Which makes it much easier to spot things that matter.

Conclusions

Asserting against trace data with .NET Aspire and QueryableTraceCollector elevates your integration tests, not only making them easier to write but also fairly trivial to run locally and less brittle😁 By helping us to move towards something like Observability-driven-development we can gain confidence that our distributed systems behave as intended—not just at the API level, but deep within its internals. Also by making the observability more useful, earlier in the loop, we end up with more supportable systems.

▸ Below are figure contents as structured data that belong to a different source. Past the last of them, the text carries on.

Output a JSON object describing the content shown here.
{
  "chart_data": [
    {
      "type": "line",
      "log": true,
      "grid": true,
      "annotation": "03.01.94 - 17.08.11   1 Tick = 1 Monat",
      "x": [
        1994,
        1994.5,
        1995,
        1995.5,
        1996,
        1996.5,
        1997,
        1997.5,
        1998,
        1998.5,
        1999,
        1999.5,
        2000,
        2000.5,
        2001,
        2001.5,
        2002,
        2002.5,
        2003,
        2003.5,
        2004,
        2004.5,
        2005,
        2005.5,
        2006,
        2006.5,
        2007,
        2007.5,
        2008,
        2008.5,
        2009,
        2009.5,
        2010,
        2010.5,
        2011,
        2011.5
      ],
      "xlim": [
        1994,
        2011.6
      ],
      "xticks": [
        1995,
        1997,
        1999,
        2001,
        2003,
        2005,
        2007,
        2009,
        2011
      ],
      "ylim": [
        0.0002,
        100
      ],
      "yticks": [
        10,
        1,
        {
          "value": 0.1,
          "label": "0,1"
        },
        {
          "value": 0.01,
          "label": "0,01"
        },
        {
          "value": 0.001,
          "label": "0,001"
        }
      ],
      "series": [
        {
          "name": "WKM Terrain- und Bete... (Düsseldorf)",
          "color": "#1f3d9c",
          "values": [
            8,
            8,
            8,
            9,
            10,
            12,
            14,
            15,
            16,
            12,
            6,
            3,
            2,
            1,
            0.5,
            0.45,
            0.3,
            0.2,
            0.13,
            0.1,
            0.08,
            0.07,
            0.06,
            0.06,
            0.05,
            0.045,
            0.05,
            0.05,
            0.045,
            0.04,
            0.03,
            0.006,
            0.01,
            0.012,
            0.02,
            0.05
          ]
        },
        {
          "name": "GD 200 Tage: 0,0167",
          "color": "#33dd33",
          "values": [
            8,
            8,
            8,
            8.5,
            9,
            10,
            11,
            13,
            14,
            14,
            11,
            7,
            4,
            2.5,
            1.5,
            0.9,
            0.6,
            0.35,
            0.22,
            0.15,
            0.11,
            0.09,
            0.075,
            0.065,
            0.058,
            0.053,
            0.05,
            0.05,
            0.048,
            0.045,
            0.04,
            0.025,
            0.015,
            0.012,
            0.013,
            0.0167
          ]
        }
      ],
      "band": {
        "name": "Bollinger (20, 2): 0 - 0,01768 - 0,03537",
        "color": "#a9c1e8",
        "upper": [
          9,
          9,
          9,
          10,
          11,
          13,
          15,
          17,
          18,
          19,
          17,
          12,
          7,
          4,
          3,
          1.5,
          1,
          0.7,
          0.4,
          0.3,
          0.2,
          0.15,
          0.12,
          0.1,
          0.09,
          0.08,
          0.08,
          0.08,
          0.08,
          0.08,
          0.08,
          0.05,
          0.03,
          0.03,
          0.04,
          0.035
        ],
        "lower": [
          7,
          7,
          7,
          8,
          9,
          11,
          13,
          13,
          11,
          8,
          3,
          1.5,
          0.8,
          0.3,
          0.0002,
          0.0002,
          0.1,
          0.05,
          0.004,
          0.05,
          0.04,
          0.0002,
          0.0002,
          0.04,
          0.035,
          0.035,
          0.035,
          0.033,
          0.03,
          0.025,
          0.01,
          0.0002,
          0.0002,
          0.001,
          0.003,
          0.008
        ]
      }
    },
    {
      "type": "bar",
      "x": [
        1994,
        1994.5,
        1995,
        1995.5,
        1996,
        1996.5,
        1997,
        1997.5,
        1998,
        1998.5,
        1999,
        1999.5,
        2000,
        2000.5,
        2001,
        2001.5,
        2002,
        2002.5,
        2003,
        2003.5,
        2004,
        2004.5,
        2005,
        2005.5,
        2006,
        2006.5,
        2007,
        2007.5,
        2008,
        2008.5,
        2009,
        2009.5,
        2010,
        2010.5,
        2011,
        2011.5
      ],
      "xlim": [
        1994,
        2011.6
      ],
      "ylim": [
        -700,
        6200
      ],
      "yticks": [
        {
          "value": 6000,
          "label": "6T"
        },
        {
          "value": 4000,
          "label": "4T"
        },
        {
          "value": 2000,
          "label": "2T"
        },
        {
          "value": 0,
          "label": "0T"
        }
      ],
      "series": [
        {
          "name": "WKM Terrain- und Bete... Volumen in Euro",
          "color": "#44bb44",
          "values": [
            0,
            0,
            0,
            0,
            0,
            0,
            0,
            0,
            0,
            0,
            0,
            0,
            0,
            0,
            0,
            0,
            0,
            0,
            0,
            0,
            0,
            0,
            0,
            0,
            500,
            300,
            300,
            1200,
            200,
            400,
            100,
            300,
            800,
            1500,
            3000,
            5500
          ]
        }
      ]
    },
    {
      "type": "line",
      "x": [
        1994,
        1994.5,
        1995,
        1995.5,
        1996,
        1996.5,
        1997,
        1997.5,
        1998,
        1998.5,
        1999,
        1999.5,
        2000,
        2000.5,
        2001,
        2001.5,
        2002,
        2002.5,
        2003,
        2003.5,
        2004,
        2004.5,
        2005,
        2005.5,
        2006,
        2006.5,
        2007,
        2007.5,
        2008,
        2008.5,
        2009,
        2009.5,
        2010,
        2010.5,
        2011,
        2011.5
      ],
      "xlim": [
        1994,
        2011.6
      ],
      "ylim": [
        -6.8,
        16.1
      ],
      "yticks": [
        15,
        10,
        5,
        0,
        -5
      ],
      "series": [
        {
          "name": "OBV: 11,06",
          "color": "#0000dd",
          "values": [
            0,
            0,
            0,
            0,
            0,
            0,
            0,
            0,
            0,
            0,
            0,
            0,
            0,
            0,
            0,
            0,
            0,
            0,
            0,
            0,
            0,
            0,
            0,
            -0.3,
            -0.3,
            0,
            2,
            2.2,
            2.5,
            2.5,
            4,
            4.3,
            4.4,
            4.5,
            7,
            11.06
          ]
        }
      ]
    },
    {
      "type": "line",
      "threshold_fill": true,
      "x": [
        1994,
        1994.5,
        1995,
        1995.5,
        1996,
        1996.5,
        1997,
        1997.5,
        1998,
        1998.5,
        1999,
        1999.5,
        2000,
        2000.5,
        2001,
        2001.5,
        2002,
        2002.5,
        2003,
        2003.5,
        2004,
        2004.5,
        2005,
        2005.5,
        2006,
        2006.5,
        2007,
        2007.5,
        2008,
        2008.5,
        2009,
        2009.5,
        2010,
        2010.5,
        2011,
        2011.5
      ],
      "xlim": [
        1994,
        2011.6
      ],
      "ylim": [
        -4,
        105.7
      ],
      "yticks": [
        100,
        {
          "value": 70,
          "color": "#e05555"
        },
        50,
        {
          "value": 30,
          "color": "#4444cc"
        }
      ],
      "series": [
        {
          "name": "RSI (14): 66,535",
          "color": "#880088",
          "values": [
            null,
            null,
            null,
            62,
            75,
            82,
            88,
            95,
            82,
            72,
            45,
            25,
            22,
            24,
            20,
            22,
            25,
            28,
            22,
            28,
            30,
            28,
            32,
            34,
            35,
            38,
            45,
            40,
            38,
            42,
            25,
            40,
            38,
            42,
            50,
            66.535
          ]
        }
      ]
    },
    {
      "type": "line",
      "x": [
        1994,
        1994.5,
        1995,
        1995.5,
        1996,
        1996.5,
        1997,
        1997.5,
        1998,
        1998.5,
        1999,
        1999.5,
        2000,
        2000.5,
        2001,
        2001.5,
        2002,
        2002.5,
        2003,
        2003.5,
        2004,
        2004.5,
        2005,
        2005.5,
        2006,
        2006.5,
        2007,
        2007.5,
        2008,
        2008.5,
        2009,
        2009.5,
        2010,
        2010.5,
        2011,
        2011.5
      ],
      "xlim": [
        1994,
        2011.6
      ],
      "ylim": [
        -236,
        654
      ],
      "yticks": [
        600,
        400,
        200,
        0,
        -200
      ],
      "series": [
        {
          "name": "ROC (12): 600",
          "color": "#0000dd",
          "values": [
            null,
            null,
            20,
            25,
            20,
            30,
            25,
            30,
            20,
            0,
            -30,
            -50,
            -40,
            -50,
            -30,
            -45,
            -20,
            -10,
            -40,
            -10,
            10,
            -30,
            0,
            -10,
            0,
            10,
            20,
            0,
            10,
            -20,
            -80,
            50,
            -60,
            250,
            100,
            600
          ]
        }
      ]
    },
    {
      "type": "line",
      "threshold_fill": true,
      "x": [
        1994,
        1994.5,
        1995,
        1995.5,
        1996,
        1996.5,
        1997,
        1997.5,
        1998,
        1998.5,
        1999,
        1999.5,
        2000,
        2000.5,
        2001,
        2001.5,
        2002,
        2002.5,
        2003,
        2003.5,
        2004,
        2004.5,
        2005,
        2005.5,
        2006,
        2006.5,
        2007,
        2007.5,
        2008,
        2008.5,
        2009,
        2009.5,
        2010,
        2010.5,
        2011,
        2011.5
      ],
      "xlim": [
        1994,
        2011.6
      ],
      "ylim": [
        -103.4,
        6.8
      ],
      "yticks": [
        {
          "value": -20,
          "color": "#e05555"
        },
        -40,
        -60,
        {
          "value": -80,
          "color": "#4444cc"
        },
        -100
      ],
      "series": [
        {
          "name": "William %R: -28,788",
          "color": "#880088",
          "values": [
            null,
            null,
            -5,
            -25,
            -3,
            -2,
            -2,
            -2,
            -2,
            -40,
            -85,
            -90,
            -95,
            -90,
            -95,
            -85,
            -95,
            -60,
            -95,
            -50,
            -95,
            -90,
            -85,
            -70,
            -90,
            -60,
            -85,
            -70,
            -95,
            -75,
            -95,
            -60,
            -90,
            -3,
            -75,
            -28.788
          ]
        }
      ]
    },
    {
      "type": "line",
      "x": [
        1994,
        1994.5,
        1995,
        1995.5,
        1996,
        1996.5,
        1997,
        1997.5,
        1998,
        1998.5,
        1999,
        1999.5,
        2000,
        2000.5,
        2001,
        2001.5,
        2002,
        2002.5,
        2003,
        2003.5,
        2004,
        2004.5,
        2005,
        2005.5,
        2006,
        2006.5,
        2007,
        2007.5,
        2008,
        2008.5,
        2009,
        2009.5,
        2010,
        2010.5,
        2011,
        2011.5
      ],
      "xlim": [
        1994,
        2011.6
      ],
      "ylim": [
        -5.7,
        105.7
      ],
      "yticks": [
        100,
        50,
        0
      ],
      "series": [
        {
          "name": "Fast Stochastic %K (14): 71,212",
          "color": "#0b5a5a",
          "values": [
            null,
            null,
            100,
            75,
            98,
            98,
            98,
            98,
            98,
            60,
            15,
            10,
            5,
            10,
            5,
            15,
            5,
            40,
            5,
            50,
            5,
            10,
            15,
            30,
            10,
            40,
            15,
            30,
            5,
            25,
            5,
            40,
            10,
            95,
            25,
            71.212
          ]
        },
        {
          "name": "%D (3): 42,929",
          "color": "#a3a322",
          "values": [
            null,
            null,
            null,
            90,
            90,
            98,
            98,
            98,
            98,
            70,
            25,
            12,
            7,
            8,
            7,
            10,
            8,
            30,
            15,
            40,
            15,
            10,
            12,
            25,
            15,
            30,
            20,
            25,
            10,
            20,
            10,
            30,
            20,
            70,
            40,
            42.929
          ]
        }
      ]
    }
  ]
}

All of the code from this post can be found here

Best Practices

Isolate tests: If your QueryableTraceCollector persists between tests, be sure to call the DELETE /traces method to clear all trace data.
Use meaningful span names: This makes querying and asserting easier.
Assert on what matters: Focus on key operations, error handling, and context propagation.